Thanks! Using views makes a big difference (I forgot).

function sort3!(d)
    Threads.@threads for k in 1:size(d,4)
        @inbounds for j in 1:size(d,2)
            @inbounds for i in 1:size(d,1)
                sort!(@view(d[i,j,:,k]))
            end
        end
    end
end

a = rand(Float32, 1000, 1000, 30, 60);
@time sort!(a, dims = 3);
#   80.604359 seconds (417.29 M allocations: 12.534 GiB, 0.97% gc time, 0.62% compilation time)

a = rand(Float32, 1000, 1000, 30, 60);
@time sort3!(a);
# 24 threads:  4.182823 seconds (528.22 k allocations: 28.570 MiB, 1.61% compilation time)
#  8 threads:  6.576613 seconds (559.60 k allocations: 30.554 MiB, 1.02% compilation time)
#  2 threads: 23.737438 seconds (559.49 k allocations: 30.546 MiB, 0.40% gc time, 2.03% compilation time)

I don’t think those @inbounds are helping there.
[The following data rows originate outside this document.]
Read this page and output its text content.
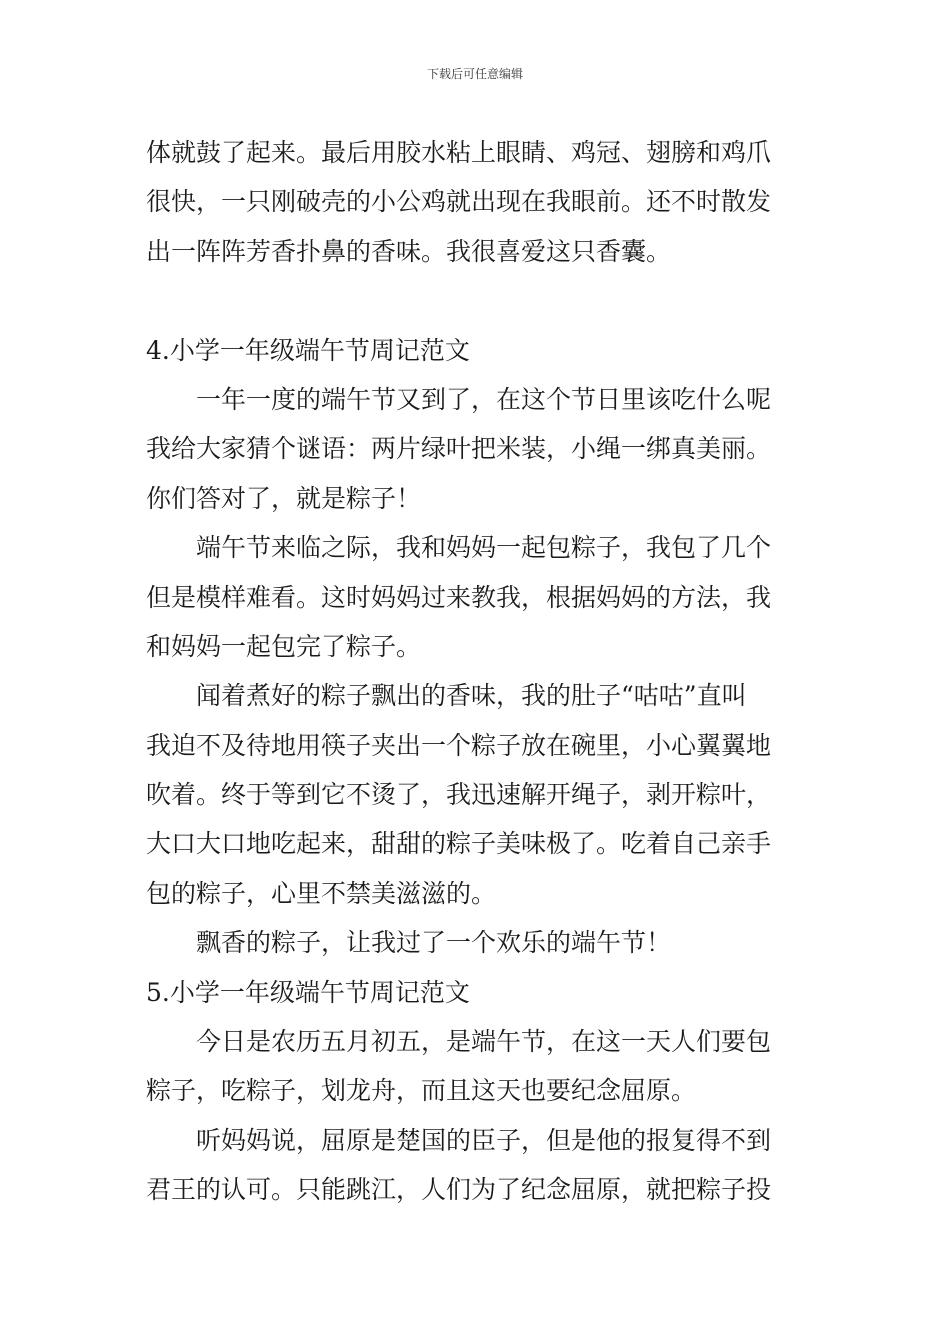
下载后可任意编辑
体就鼓了起来。最后用胶水粘上眼睛、鸡冠、翅膀和鸡爪
很快，一只刚破壳的小公鸡就出现在我眼前。还不时散发
出一阵阵芳香扑鼻的香味。我很喜爱这只香囊。
4.小学一年级端午节周记范文
一年一度的端午节又到了，在这个节日里该吃什么呢
我给大家猜个谜语：两片绿叶把米装，小绳一绑真美丽。
你们答对了，就是粽子！
端午节来临之际，我和妈妈一起包粽子，我包了几个
但是模样难看。这时妈妈过来教我，根据妈妈的方法，我
和妈妈一起包完了粽子。
闻着煮好的粽子飘出的香味，我的肚子“咕咕”直叫
我迫不及待地用筷子夹出一个粽子放在碗里，小心翼翼地
吹着。终于等到它不烫了，我迅速解开绳子，剥开粽叶，
大口大口地吃起来，甜甜的粽子美味极了。吃着自己亲手
包的粽子，心里不禁美滋滋的。
飘香的粽子，让我过了一个欢乐的端午节！
5.小学一年级端午节周记范文
今日是农历五月初五，是端午节，在这一天人们要包
粽子，吃粽子，划龙舟，而且这天也要纪念屈原。
听妈妈说，屈原是楚国的臣子，但是他的报复得不到
君王的认可。只能跳江，人们为了纪念屈原，就把粽子投
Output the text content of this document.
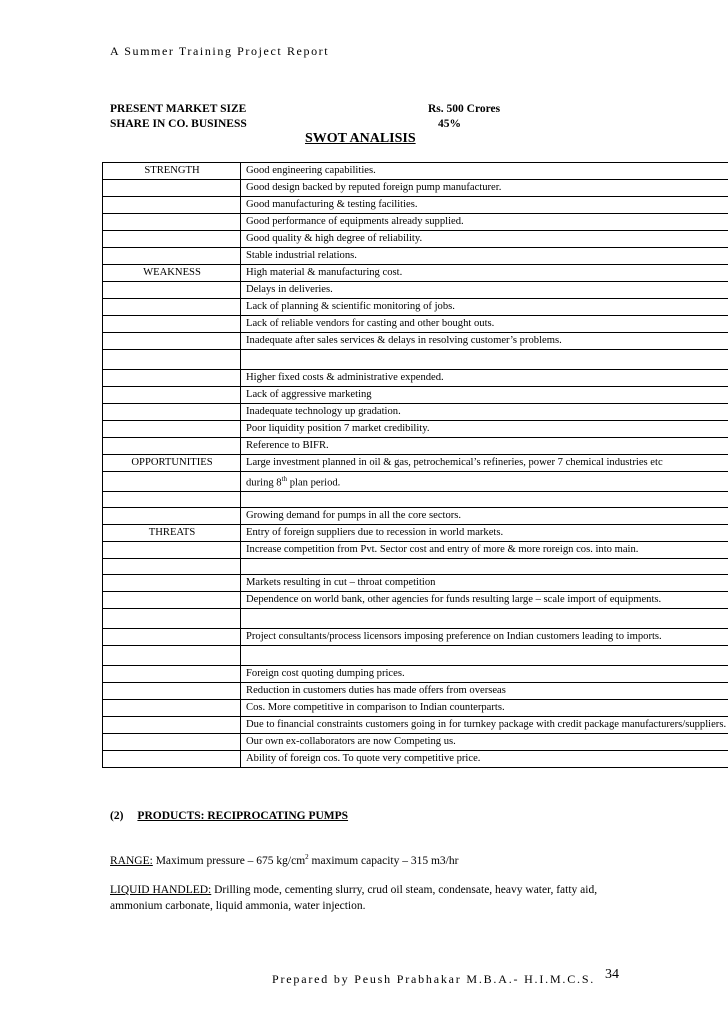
A Summer Training Project Report
PRESENT MARKET SIZE	Rs. 500 Crores
SHARE IN CO. BUSINESS	45%
SWOT ANALISIS
STRENGTH	Good engineering capabilities.
	Good design backed by reputed foreign pump manufacturer.
	Good manufacturing & testing facilities.
	Good performance of equipments already supplied.
	Good quality & high degree of reliability.
	Stable industrial relations.
WEAKNESS	High material & manufacturing cost.
	Delays in deliveries.
	Lack of planning & scientific monitoring of jobs.
	Lack of reliable vendors for casting and other bought outs.
	Inadequate after sales services & delays in resolving customer’s problems.

	Higher fixed costs & administrative expended.
	Lack of aggressive marketing
	Inadequate technology up gradation.
	Poor liquidity position 7 market credibility.
	Reference to BIFR.
OPPORTUNITIES	Large investment planned in oil & gas, petrochemical’s refineries, power 7 chemical industries etc
	during 8th plan period.

	Growing demand for pumps in all the core sectors.
THREATS	Entry of foreign suppliers due to recession in world markets.
	Increase competition from Pvt. Sector cost and entry of more & more roreign cos. into main.

	Markets resulting in cut – throat competition
	Dependence on world bank, other agencies for funds resulting large – scale import of equipments.

	Project consultants/process licensors imposing preference on Indian customers leading to imports.

	Foreign cost quoting dumping prices.
	Reduction in customers duties has made offers from overseas
	Cos. More competitive in comparison to Indian counterparts.
	Due to financial constraints customers going in for turnkey package with credit package manufacturers/suppliers.
	Our own ex-collaborators are now Competing us.
	Ability of foreign cos. To quote very competitive price.
(2) PRODUCTS: RECIPROCATING PUMPS
RANGE: Maximum pressure – 675 $kg/cm^2$ maximum capacity – 315 m3/hr
LIQUID HANDLED: Drilling mode, cementing slurry, crud oil steam, condensate, heavy water, fatty aid, ammonium carbonate, liquid ammonia, water injection.
Prepared by Peush Prabhakar M.B.A.- H.I.M.C.S. 34
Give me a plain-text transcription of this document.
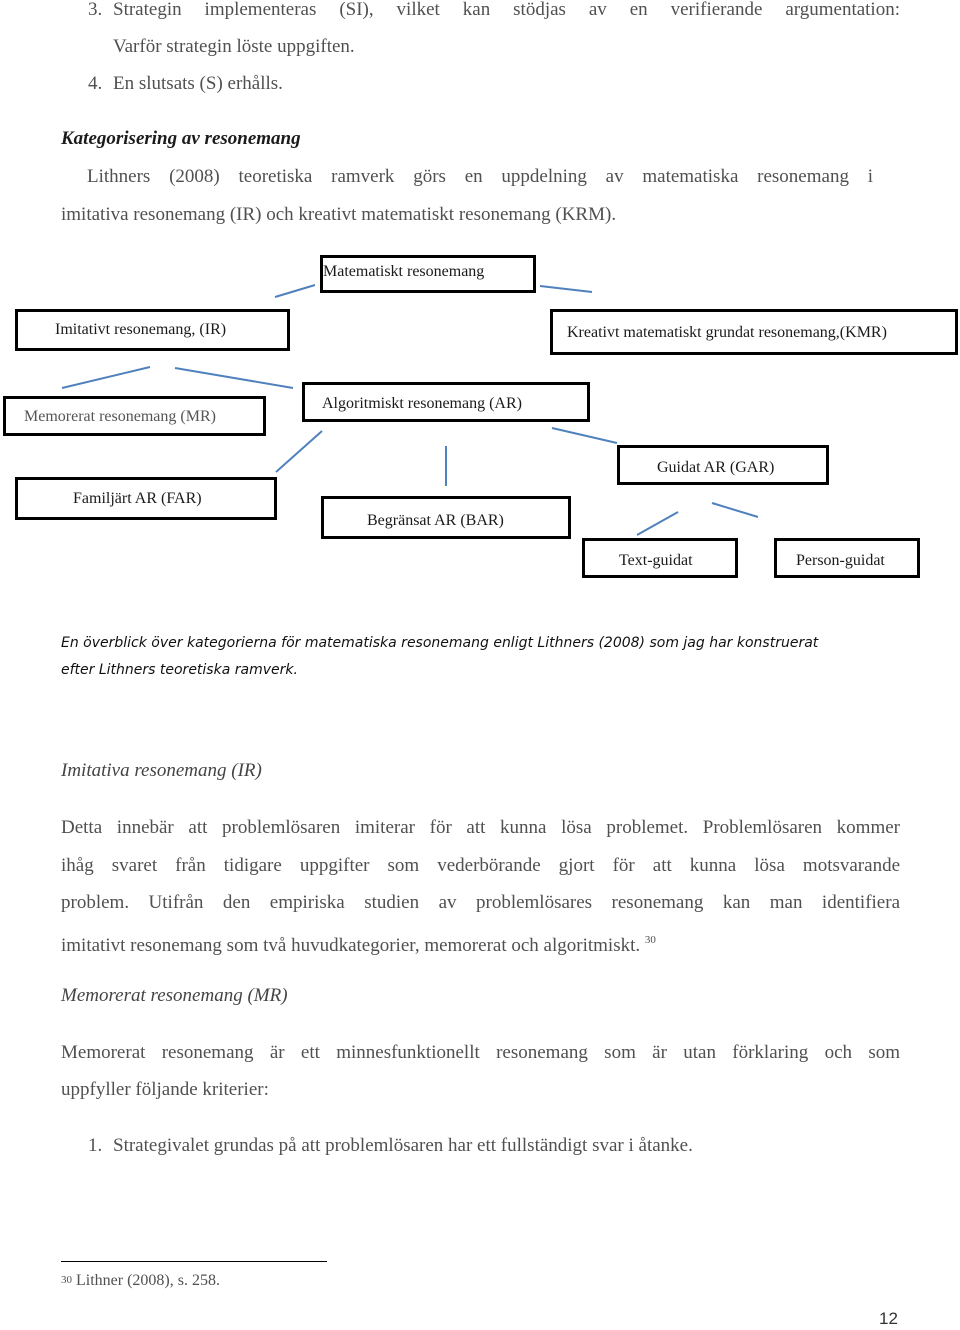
3. Strategin implementeras (SI), vilket kan stödjas av en verifierande argumentation:
Varför strategin löste uppgiften.
4. En slutsats (S) erhålls.
Kategorisering av resonemang
Lithners (2008) teoretiska ramverk görs en uppdelning av matematiska resonemang i
imitativa resonemang (IR) och kreativt matematiskt resonemang (KRM).
Matematiskt resonemang
Imitativt resonemang, (IR)	Kreativt matematiskt grundat resonemang,(KMR)
Memorerat resonemang (MR)
Algoritmiskt resonemang (AR)
Guidat AR (GAR)
Familjärt AR (FAR)
Begränsat AR (BAR)
Text-guidat	Person-guidat
En överblick över kategorierna för matematiska resonemang enligt Lithners (2008) som jag har konstruerat
efter Lithners teoretiska ramverk.
Imitativa resonemang (IR)
Detta innebär att problemlösaren imiterar för att kunna lösa problemet. Problemlösaren kommer
ihåg svaret från tidigare uppgifter som vederbörande gjort för att kunna lösa motsvarande
problem. Utifrån den empiriska studien av problemlösares resonemang kan man identifiera
imitativt resonemang som två huvudkategorier, memorerat och algoritmiskt. $^{30}$
Memorerat resonemang (MR)
Memorerat resonemang är ett minnesfunktionellt resonemang som är utan förklaring och som
uppfyller följande kriterier:
1. Strategivalet grundas på att problemlösaren har ett fullständigt svar i åtanke.
30 Lithner (2008), s. 258.
12
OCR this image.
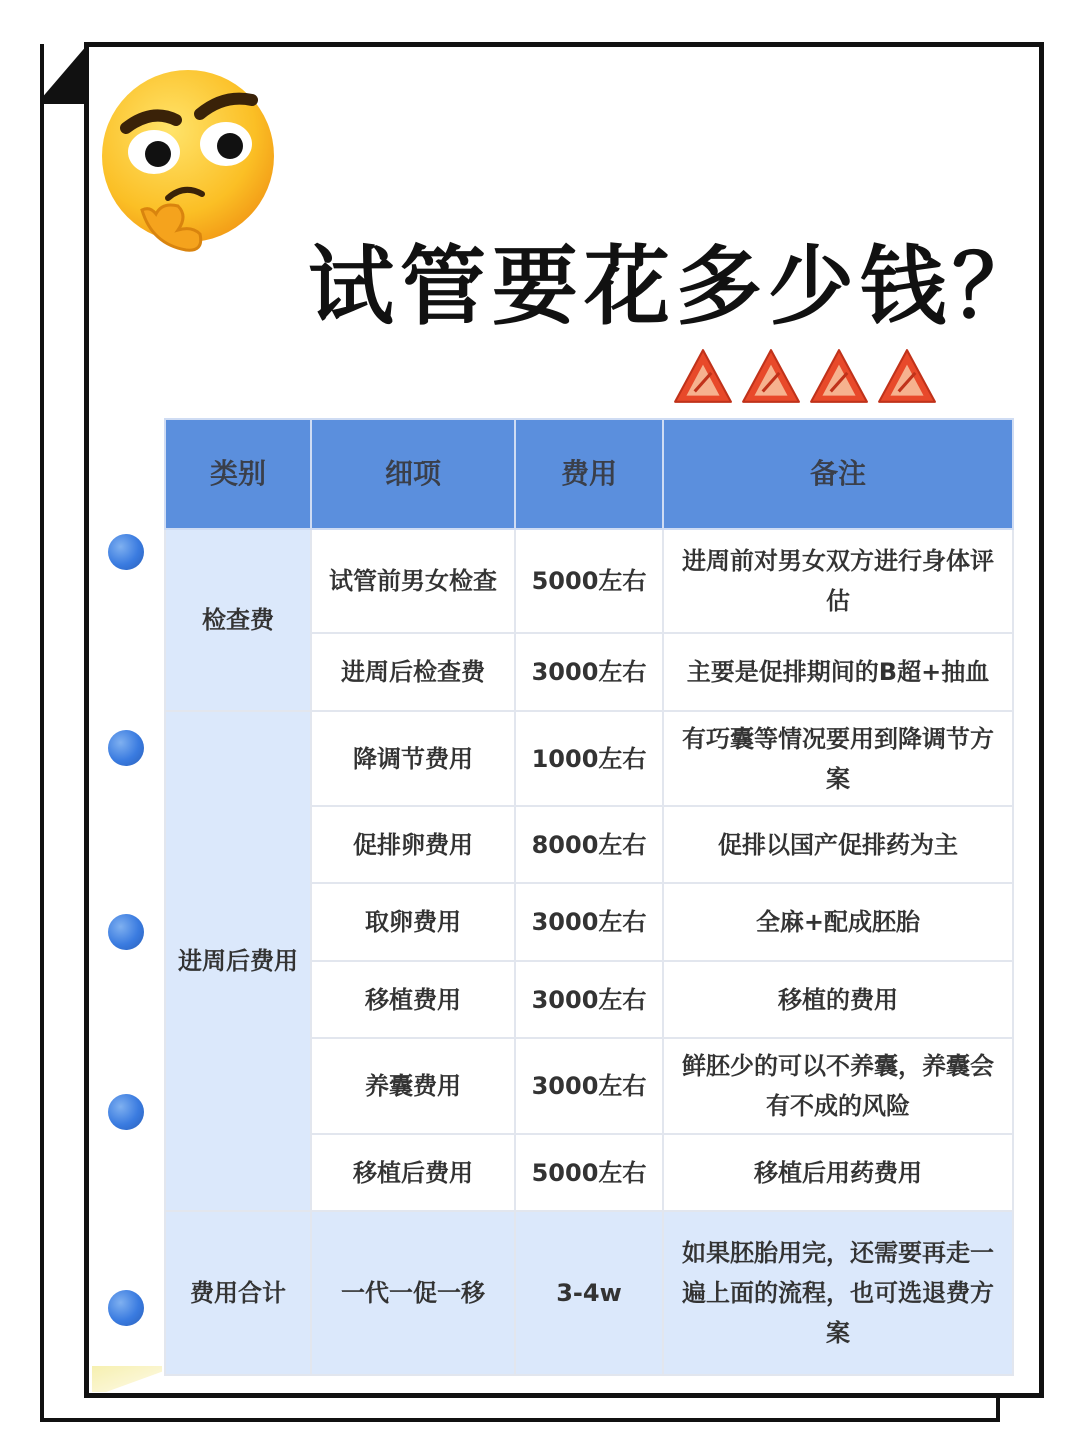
试管要花多少钱？
类别	细项	费用	备注
检查费	试管前男女检查	5000左右	进周前对男女双方进行身体评估
	进周后检查费	3000左右	主要是促排期间的B超+抽血
进周后费用	降调节费用	1000左右	有巧囊等情况要用到降调节方案
	促排卵费用	8000左右	促排以国产促排药为主
	取卵费用	3000左右	全麻+配成胚胎
	移植费用	3000左右	移植的费用
	养囊费用	3000左右	鲜胚少的可以不养囊，养囊会有不成的风险
	移植后费用	5000左右	移植后用药费用
费用合计	一代一促一移	3-4w	如果胚胎用完，还需要再走一遍上面的流程，也可选退费方案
Also, it seems that using broadcasting improves slightly the performance (not sure why):

edit: ignore
julia> function sort2!(d)
           Threads.@threads for k in 1:size(d,4)
               for j in 1:size(d,2)
                   for i in 1:size(d,1)
                       d[i,j,:,k] .= sort!(@view(d[i,j,:,k]))  #  using .=
                   end
               end
           end
       end
sort2! (generic function with 1 method)

julia> @btime sort2!(a) setup=setup evals=1
  48.173 ms (1200041 allocations: 146.49 MiB)

julia> function sort2!(d)
           Threads.@threads for k in 1:size(d,4)
               for j in 1:size(d,2)
                   for i in 1:size(d,1)
                       d[i,j,:,k] = sort!(@view(d[i,j,:,k]))
                   end
               end
           end
       end
sort2! (generic function with 1 method)

julia> @btime sort2!(a) setup=setup evals=1
  54.690 ms (1200042 allocations: 146.49 MiB)


Yes, but be careful to to just test on pre-sorted data:

julia> a = rand(Float32, 100, 100, 30, 60);

julia> @time sort!(a, dims = 3);
  0.787410 seconds (3.88 M allocations: 180.190 MiB, 7.49% gc time, 30.54% compilation time)

julia> @time sort!(a, dims = 3);
  0.308969 seconds (2.40 M allocations: 100.708 MiB, 12.33% gc time)

julia> a .= rand.();

julia> @time sort!(a, dims = 3);
  0.504254 seconds (2.40 M allocations: 100.708 MiB, 1.59% gc time)
1 Like

:face_with_raised_eyebrow: That seems weird. Isn’t this equivalent to

sort!(@view(d[i,j,:,k]))
d[i,j,:,k] .= d[i,j,:,k]

? In other words, just extra work?

I suggest using

for k in axes(d, 4)

which is more general, robust and safe. And less verbose. If you get a zero-based indexing array, and you use @inbounds, then 1:size(d, ...) can create some nasty problems. In general, prefer axes, eachindex, pairs, etc. over 1:size and 1:length.

2 Likes

Yeah, right, that doesn’t make sense, it was just a stupid mistake of mine because of copying/pasting the code (the original code used sort instead of sort!)